В мае 1943 года всем партизанам было приказано перебраться на Запад воевать там, и нас вместе с ранеными должны были на самолёте переправить за линию фронта. Папа той зимой отморозил ноги и почти не мог ходить, поэтому он остался прикрывать уход отряда. Так он там и погиб.

А рано утром в день отлёта немцы напали на село и нас с мамой схватили. Ни одеться, ни обуться не дали, погнали нас с собаками в лагерь — бывшие казармы Витебского 5-го железнодорожного полка. Детям даже пописать не разрешали остановиться.

В лагере кормили один раз в сутки чечевицей с червями, один раз сварили дохлую лошадь. В бараке нары были из сетки рабицы, а сверху уж кто кафтан бросит, у кого что есть. Мы с мамой на мамином жакете и спали. Около года мы там пробыли, а 29 сентября немцы, отступая, затолкали нас в вагоны так плотно, что ни сесть, ни детей поставить было нельзя. Матери детей на руках всё время держали. Давали ведро воды на весь вагон и буханку хлеба. И всё. За 10 дней пути два раза только остановили поезд вынести трупы и парашу.

И привезли нас в Oсвенцим.

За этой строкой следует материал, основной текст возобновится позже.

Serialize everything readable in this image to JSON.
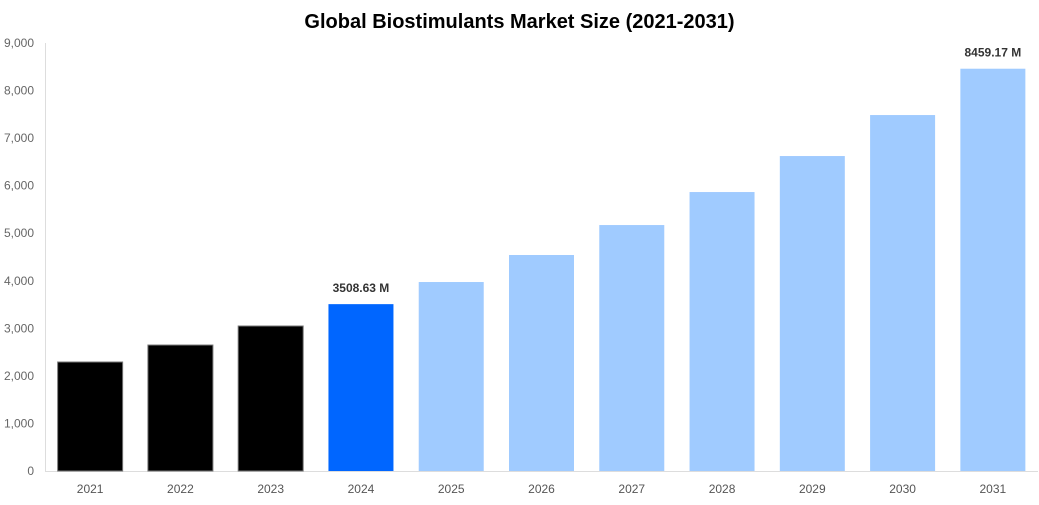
{
  "chart_data": {
    "type": "bar",
    "title": "Global Biostimulants Market Size (2021-2031)",
    "xlabel": "",
    "ylabel": "",
    "ylim": [
      0,
      9000
    ],
    "yticks": [
      "0",
      "1,000",
      "2,000",
      "3,000",
      "4,000",
      "5,000",
      "6,000",
      "7,000",
      "8,000",
      "9,000"
    ],
    "grid": false,
    "categories": [
      "2021",
      "2022",
      "2023",
      "2024",
      "2025",
      "2026",
      "2027",
      "2028",
      "2029",
      "2030",
      "2031"
    ],
    "values": [
      2292,
      2649,
      3049,
      3508.63,
      3974,
      4542,
      5172,
      5866,
      6623,
      7485,
      8459.17
    ],
    "bar_colors": [
      "#000000",
      "#000000",
      "#000000",
      "#0066ff",
      "#a0cbff",
      "#a0cbff",
      "#a0cbff",
      "#a0cbff",
      "#a0cbff",
      "#a0cbff",
      "#a0cbff"
    ],
    "data_labels": [
      {
        "index": 3,
        "text": "3508.63 M"
      },
      {
        "index": 10,
        "text": "8459.17 M"
      }
    ]
  }
}
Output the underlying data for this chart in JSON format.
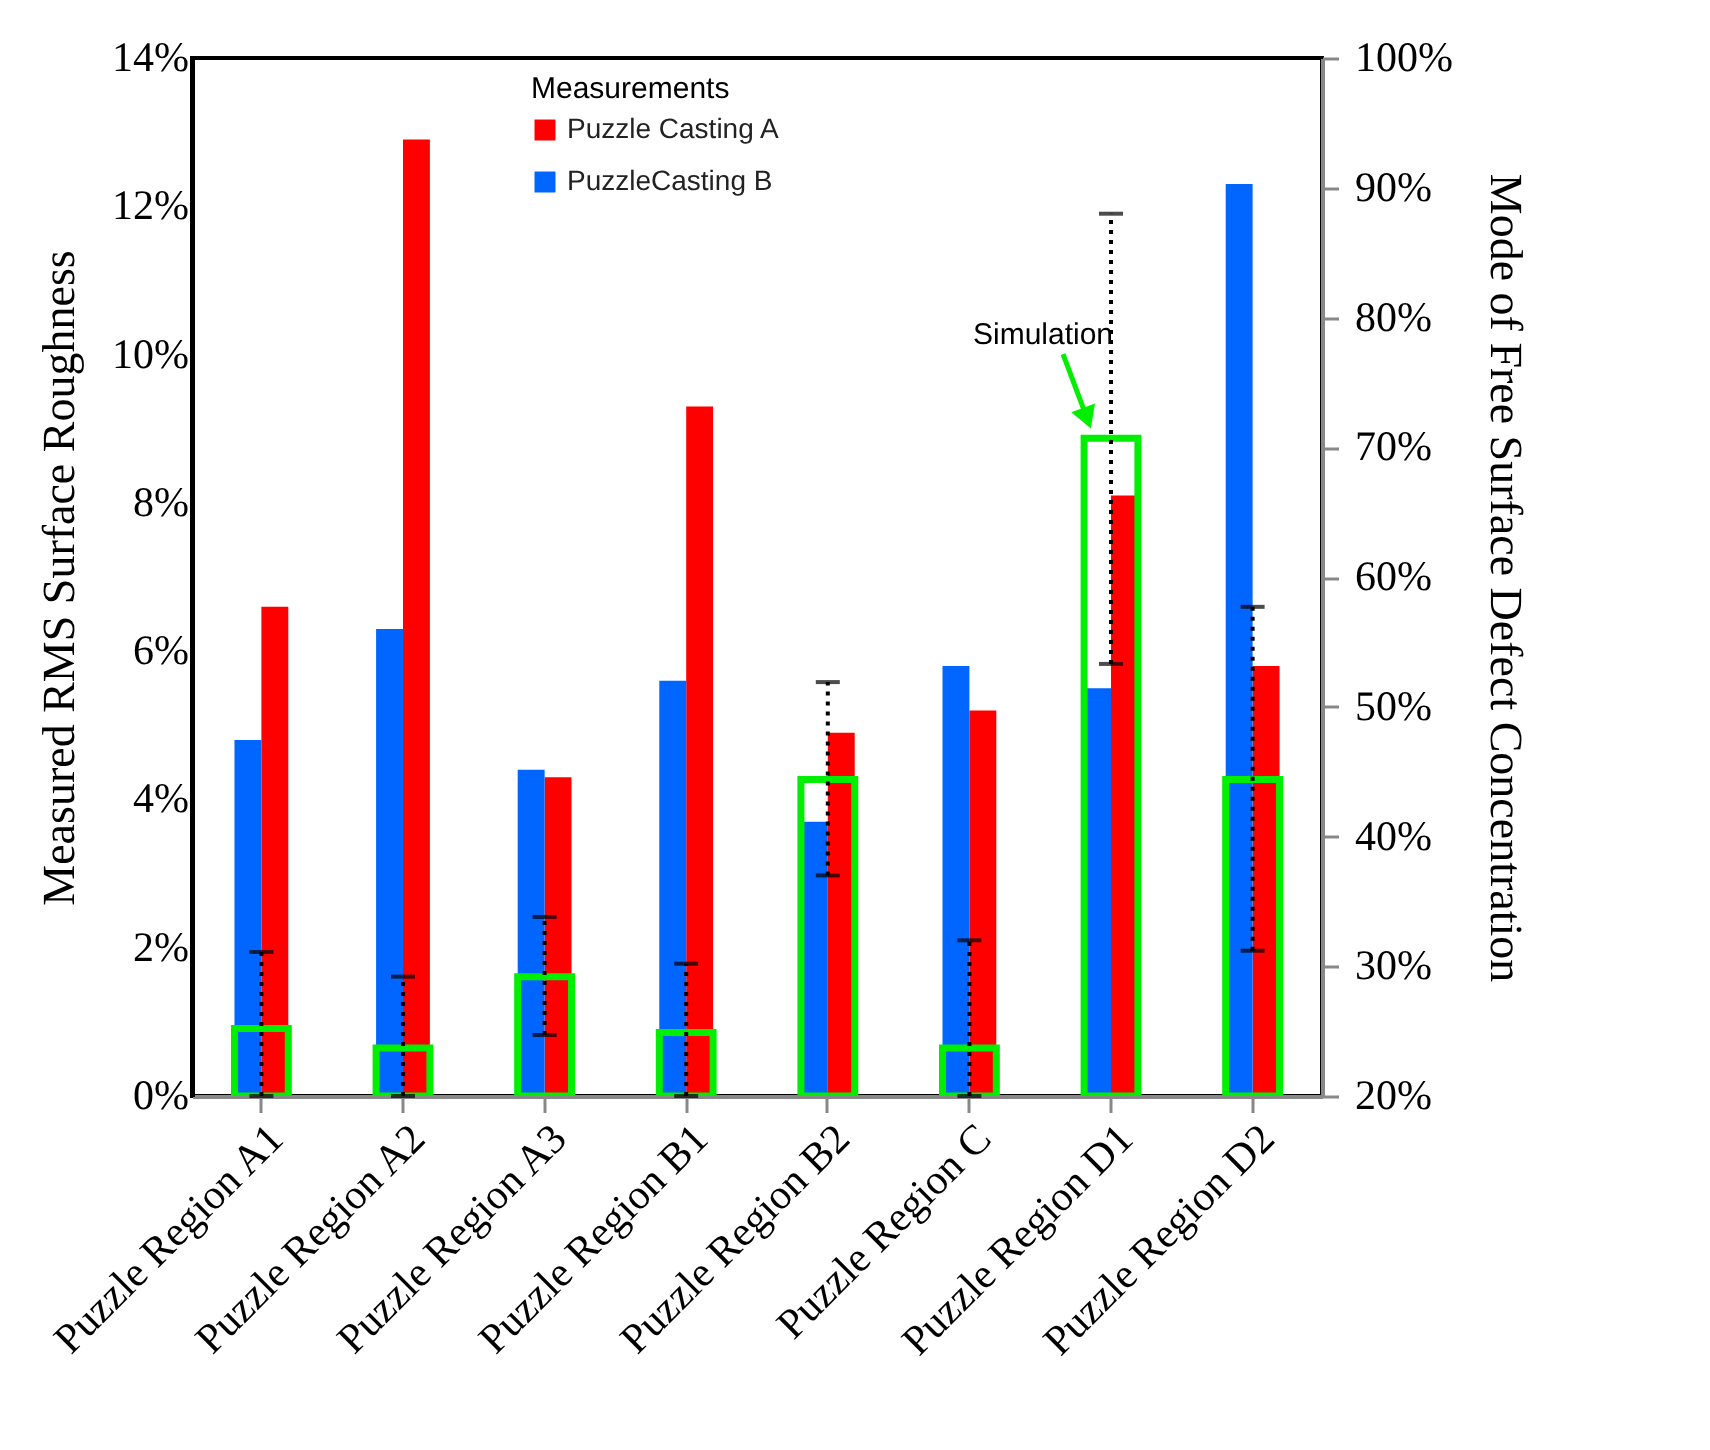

Лай собак, свист нагаек, крики… Загнали нас в баню, раздели догола, обстригли наголо, вымазали какой-то дрянью вонючей и затолкнули в крематорий. Там у них такая технология была: в тумбы с решёткой сверху засыпалось вещество «циклон», которое при взаимодействии с кислородом выделяло газ, и люди задыхались. Потом под ними поворачивался пол, и они ссыпались в вагонетки, которые везли в печи. Но нас не душили, а облили горячей водой, чтобы мы смыли грязь. Потом накололи номера, мне — 65910, а маме — 65909, выдали женщинам полосатые вязаные халаты и деревянные колодки, а детям просто рваньё какое-то.

В бараке мы попали на третий ярус, там хоть сесть можно было. А на первых двух — только лежать. Нары были застелены в один слой мешками и соломой пополам с блохами и вшами. Хлеба давали грамм 50 из соломы, жмыха и целлюлозы и 10% только муки и маленький кусочек маргарина или повидла, в который подмешивали какое-то лекарство, чтобы женщины не менструировали и не беременели.

Выгоняли в 5—6 утра, выносили трупы, парашу. Через два месяца немцы решили, что незачем детей зря кормить. Сказали матерям, что детей переведут в теплые бараки и будут хорошо кормить. Каждая мама старалась своё дитя маленькое туда определить. А я от мамы не хотела уходить, говорила: «Останусь с тобой в бараке». Она меня уговаривала долго. В результате я почти самая последняя в строю детей оказалась. Детей уже почти всех вывели за ворота, когда полячка одна крикнула: «Русские, куда вы смотрите, ваших детей сжигать ведут!» Что тут началось! Дети обратно побежали, немцы ворота лагеря закрыли, женщин стали прикладами избивать и в бараки заталкивать. Я повисла у мамы на шее, фриц меня от мамы оторвал, ударил сапогом. И больше маму я не видела. Её сожгли…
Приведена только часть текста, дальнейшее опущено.